[comp.sys.tandy] Bootlist Order Bug

knudsen@ihlpl.ATT.COM (Knudsen) (10/28/88)

A technical explanation of how the OS9 L2 bootlist order bug
has been solved by others, and traced to faulty hardware design
outside of the Coco-III follows.

It's good to hear that the BLOB may have been solved.
(And scary to know it's hiding under my B&B interface!).
"It creeps, and leaps, and glides, and slides acros the floor...."

Since I used to design microcomputer boards and peripherals,
let me explain how I think this hardware bug has been masquerading as
a software (boot list ordering) bug:

As I understand it, some Coco hardware add-ons have NOT been
gating (AND-ing) their address-selected signal (generated by
a comparison of their I/O address with the bus address leads'
current value) with the E-Clock to generate their read-write strobe
pulses.  This omission is strictly a no-no.  Every microprocessor
first puts out an address, and data (if writing to memory or I/O),
and then later asserts some kind of "OK let's do it" strobe pulse.
This delay lets the address and data leads settle, and lets
the address comparator logic in all the other devices make up their
mind whether or not they are selected.

The final strobe gives the selected device the go-ahead to read
or write data.  In the 6809 this strobe is the E clock.
An 8088 or 8086 (PClone) micro uses separate Read and Write
strobes, but the idea is the same.
[Frankly I don't know how Chris Burke screwed this up, since
his HD interface ANDs the E clock with the 6809's R/-W lead
to generate simulated 8086 Read and Write strobes.]

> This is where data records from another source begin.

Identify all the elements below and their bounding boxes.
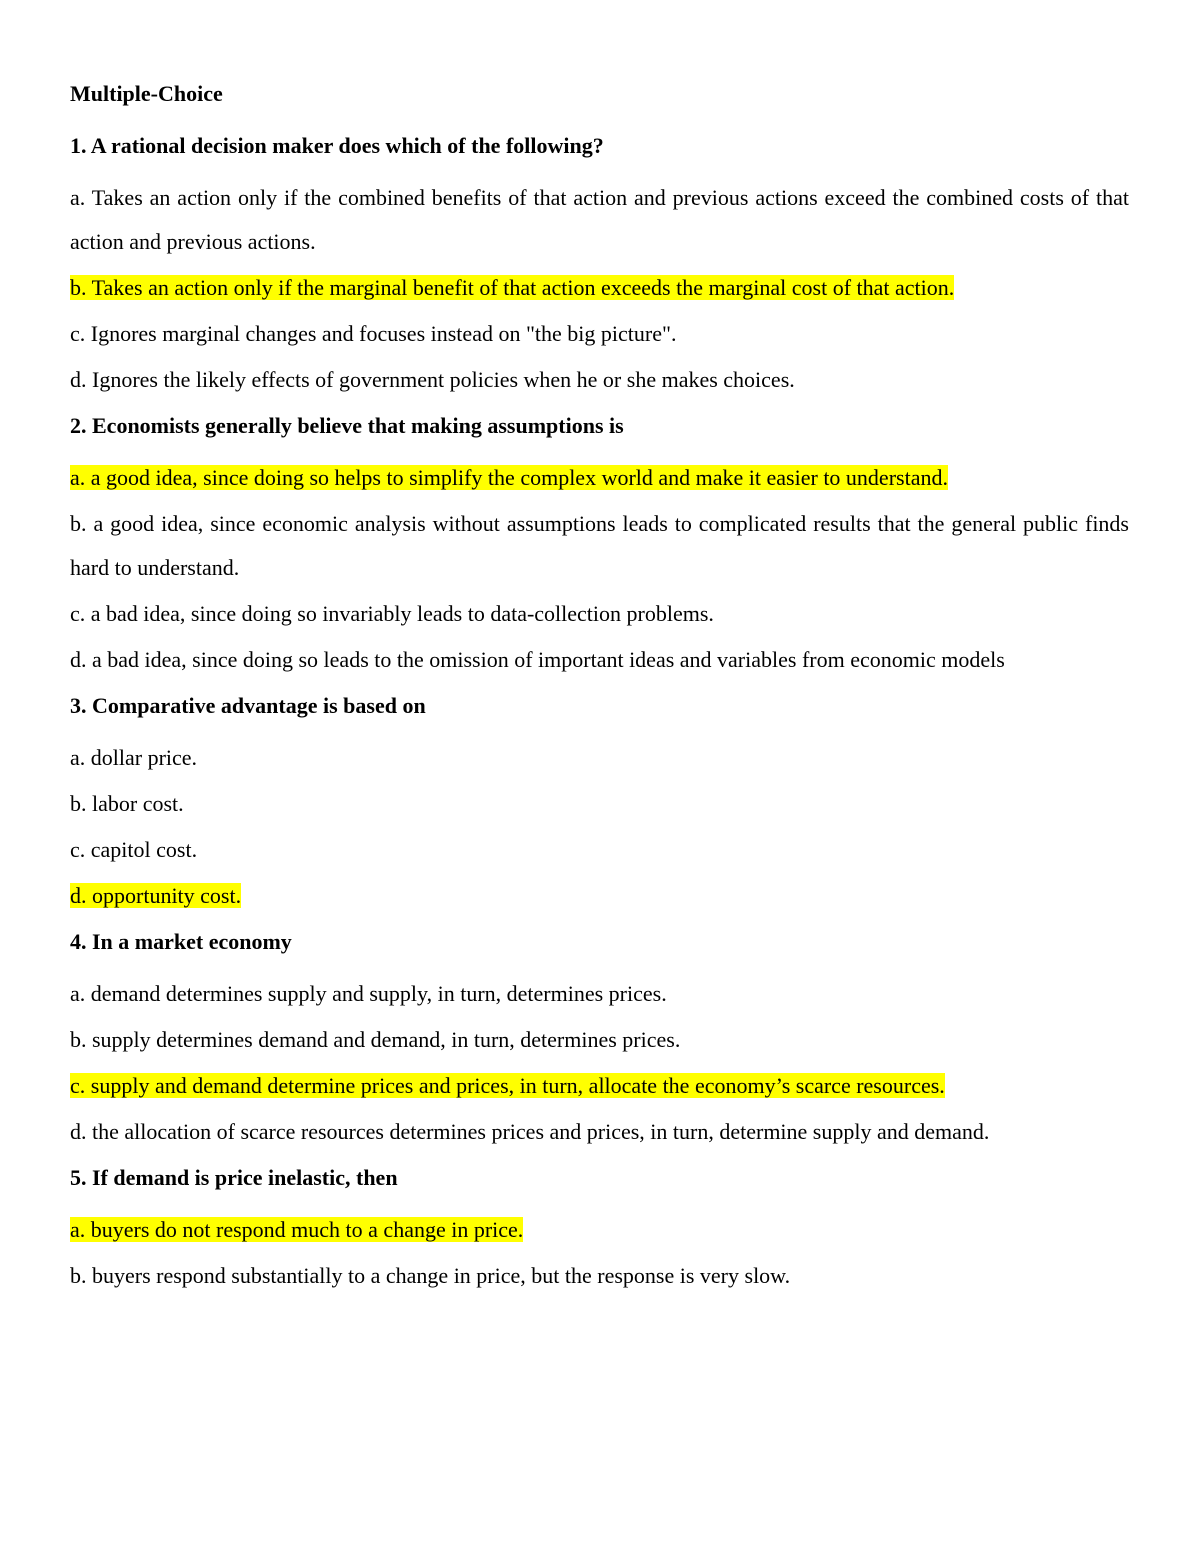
question-2-option-a — [70, 456, 1129, 500]
highlighted-answer: a. a good idea, since doing so helps to simplify the complex world and make it easier to understand. — [70, 465, 948, 490]
question-1-option-b — [70, 266, 1129, 310]
question-2-option-c — [70, 592, 1129, 636]
option-text: c. Ignores marginal changes and focuses instead on "the big picture". — [70, 321, 677, 346]
question-1-option-d — [70, 358, 1129, 402]
document-page — [70, 78, 1129, 1306]
question-5-option-a — [70, 1208, 1129, 1252]
highlighted-answer: b. Takes an action only if the marginal benefit of that action exceeds the marginal cost of that action. — [70, 275, 955, 300]
option-text: a. demand determines supply and supply, in turn, determines prices. — [70, 981, 667, 1006]
question-4-option-b — [70, 1018, 1129, 1062]
option-text: d. Ignores the likely effects of government policies when he or she makes choices. — [70, 367, 795, 392]
question-4-option-d — [70, 1110, 1129, 1154]
question-3: 3. Comparative advantage is based on — [70, 693, 426, 718]
option-text: b. a good idea, since economic analysis without assumptions leads to complicated results that the general public finds hard to understand. — [70, 511, 1129, 580]
highlighted-answer: a. buyers do not respond much to a change in price. — [70, 1217, 524, 1242]
question-3-option-d — [70, 874, 1129, 918]
question-3-option-c — [70, 828, 1129, 872]
question-2-option-d — [70, 638, 1129, 682]
question-4: 4. In a market economy — [70, 929, 292, 954]
option-text: c. capitol cost. — [70, 837, 198, 862]
question-4-option-a — [70, 972, 1129, 1016]
option-text: b. labor cost. — [70, 791, 184, 816]
question-1: 1. A rational decision maker does which of the following? — [70, 133, 604, 158]
question-4-option-c — [70, 1064, 1129, 1108]
option-text: b. supply determines demand and demand, in turn, determines prices. — [70, 1027, 681, 1052]
option-text: a. Takes an action only if the combined benefits of that action and previous actions exceed the combined costs of that action and previous actions. — [70, 185, 1129, 254]
option-text: b. buyers respond substantially to a change in price, but the response is very slow. — [70, 1263, 791, 1288]
question-3-option-b — [70, 782, 1129, 826]
option-text: d. a bad idea, since doing so leads to the omission of important ideas and variables from economic models — [70, 647, 1005, 672]
option-text: d. the allocation of scarce resources determines prices and prices, in turn, determine supply and demand. — [70, 1119, 990, 1144]
question-1-option-c — [70, 312, 1129, 356]
question-5-option-b — [70, 1254, 1129, 1298]
question-2-option-b — [70, 502, 1129, 590]
question-3-option-a — [70, 736, 1129, 780]
option-text: c. a bad idea, since doing so invariably leads to data-collection problems. — [70, 601, 714, 626]
document-heading: Multiple-Choice — [70, 81, 223, 106]
option-text: a. dollar price. — [70, 745, 198, 770]
question-2: 2. Economists generally believe that making assumptions is — [70, 413, 624, 438]
highlighted-answer: d. opportunity cost. — [70, 883, 242, 908]
question-5: 5. If demand is price inelastic, then — [70, 1165, 398, 1190]
question-1-option-a — [70, 176, 1129, 264]
highlighted-answer: c. supply and demand determine prices and prices, in turn, allocate the economy’s scarce resources. — [70, 1073, 945, 1098]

If a peripheral does not wait for the strobe pulse, but just
feeds its address comparitor straight to whatever register
is latching data (on a write), it can get fooled by "glitches"
out of the address comparator.  These glitches occurr
when the new address differs from the previous cycle's address
by having not only some 1's where there were 0's but also the
reverse.  Actually even that isn't necessary to cause a glitch.
The fact is whenever a binary number like an address changes
value in several bit positions, it makes temporary transitions
thru lots of intermediate values.

These other phantom values, and their time durations, depend
on capacitive loading of the bus leads as well as the previous
address.  So using an MPI, or a Y-cable, or just having Backgammon
in slot 2 can all affect the results.  So can temperature,
humidity, ... you get the idea.  No wonder this whole thing was
getting into the realm of Satanism and voodoo.

And since the address previous to any I/O operation is so
important in determining the glitches, you can see why it
matters where OS9's various modules are locted in memory.
Some address combinations glitched your hardware, others would
not.  Note that I/O devices can also respond to cycles
just intended for RAM.

I'm offended that any hardware got on the market with such sloppy
design.  However, I remember hacking my DISTO RAMdisk
to work with the Coco III's 2 MHz clock, and the fix consisted
of gating the address select with E-clock.  (Marty Goodman's fix).

So peripherals CAN get away with it at the slow clock,
but not the fast.  That is also consistent with many users'
experiences aside from the BLOB.
So now you can see why the problem depends on your boot order,
your brands of hardware add-ons, your MPI, and clock speed.
-- 
Mike Knudsen  Bell Labs(AT&T)   att!ihlpl!knudsen
"Lawyers are like nuclear bombs.  Nobody likes them,
but the other guy's got one, so I better get one too."